As for myself, I think the factors that contributed to liking Kuelap very much were, among other things, the process of 48 hours getting there, learning to know people, and also the process of getting to Kuelap itself from Chachapoyas. Supposedly it takes 3 hours, but with my luck it took more, as usual... We happened to see another rumbo... or road block. This time not mud, but stones (with some mud of course), and we had to climb over it. The road goin up in the mountains was not the widest or best built one, so having parts of the road almost distroyed, was of no surprise anymore. And since the road ended in Kuelap, it was also fun to see 2 taxies (we guessed - from Chachapoyas), who were stuck on the other side of the road block and could serve the rote ¨roadblock - Kuelap¨ for something like 5 days until they would clear the way for them to return to the city. Guess it was good business for them, since it seemed there was sufficient traffick of people and not only of tourists, but also peopl living in the 4-3 villages that were between the Kuelap and the road block, and no transportation.
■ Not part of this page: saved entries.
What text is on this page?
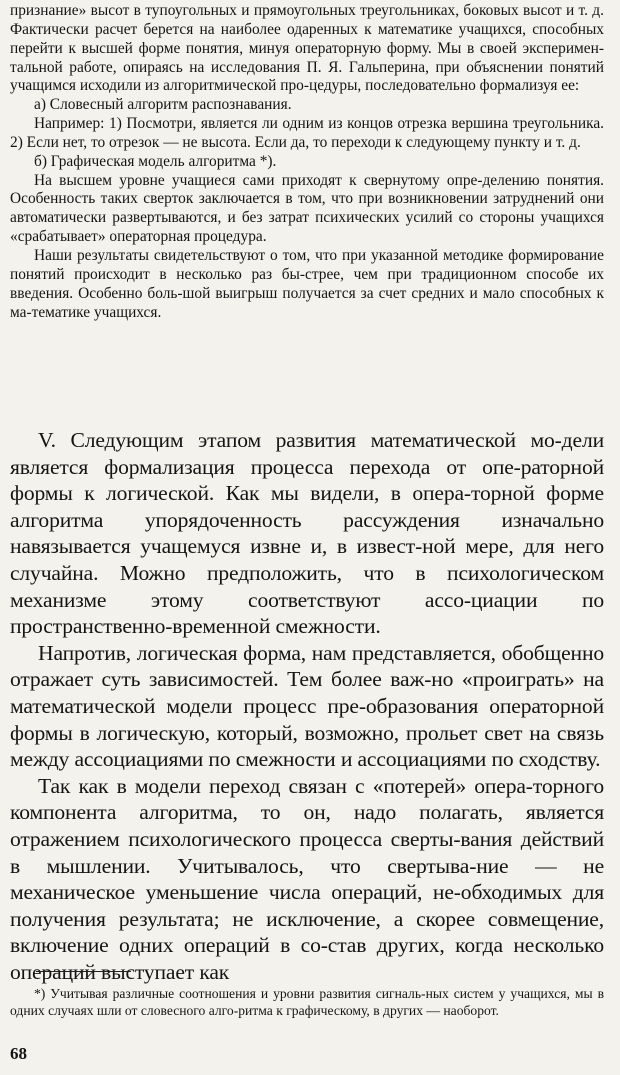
признание» высот в тупоугольных и прямоугольных треугольниках, боковых высот и т. д. Фактически расчет берется на наиболее одаренных к математике учащихся, способных перейти к высшей форме понятия, минуя операторную форму. Мы в своей эксперимен-тальной работе, опираясь на исследования П. Я. Гальперина, при объяснении понятий учащимся исходили из алгоритмической про-цедуры, последовательно формализуя ее:

а) Словесный алгоритм распознавания.

Например: 1) Посмотри, является ли одним из концов отрезка вершина треугольника. 2) Если нет, то отрезок — не высота. Если да, то переходи к следующему пункту и т. д.

б) Графическая модель алгоритма *).

На высшем уровне учащиеся сами приходят к свернутому опре-делению понятия. Особенность таких сверток заключается в том, что при возникновении затруднений они автоматически развертываются, и без затрат психических усилий со стороны учащихся «срабатывает» операторная процедура.

Наши результаты свидетельствуют о том, что при указанной методике формирование понятий происходит в несколько раз бы-стрее, чем при традиционном способе их введения. Особенно боль-шой выигрыш получается за счет средних и мало способных к ма-тематике учащихся.

V. Следующим этапом развития математической мо-дели является формализация процесса перехода от опе-раторной формы к логической. Как мы видели, в опера-торной форме алгоритма упорядоченность рассуждения изначально навязывается учащемуся извне и, в извест-ной мере, для него случайна. Можно предположить, что в психологическом механизме этому соответствуют ассо-циации по пространственно-временной смежности.

Напротив, логическая форма, нам представляется, обобщенно отражает суть зависимостей. Тем более важ-но «проиграть» на математической модели процесс пре-образования операторной формы в логическую, который, возможно, прольет свет на связь между ассоциациями по смежности и ассоциациями по сходству.

Так как в модели переход связан с «потерей» опера-торного компонента алгоритма, то он, надо полагать, является отражением психологического процесса сверты-вания действий в мышлении. Учитывалось, что свертыва-ние — не механическое уменьшение числа операций, не-обходимых для получения результата; не исключение, а скорее совмещение, включение одних операций в со-став других, когда несколько операций выступает как

*) Учитывая различные соотношения и уровни развития сигналь-ных систем у учащихся, мы в одних случаях шли от словесного алго-ритма к графическому, в других — наоборот.

68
We were also contemplating whether falling down the slopes would hurt or not?... Sure, our conclusion was that while it is not that steep, there was practically no trees or other stronger vegetation examples that would allow to hold onself in one place, and therefore the fall would be if not lethal, then would definitely hurt. And, with that conclusion we remained certain that none of us would like to try it. Even less so in the car, so at one point of our ¨roadblock - Kuelap¨ driving part, we actually had to get out of the car to the guy can drive over another mud+stone pile, while we walked over it. This of course can not compete with Karlis walking from Ecuador borded to San Ignacio where he lost his shoe in the mud, but was enough adventure for me. At least we are told that further south where we are heading , the roads are supposed to be better, and so we hope.

Agh, and on our way back from Kuelap, on that roadblock where we changed cars we met a cuople that was sitting on our last row in the Lima - Chacha bus, and one more girl. They were to rech 72 hours by the time they got to Kuelap. Guess also an adventure for them, as they were not doing the Chacha - Lima trip more than once-twice a year.

Here we finish with history, and more stories on Incas and their conquests will follow as we are heading south.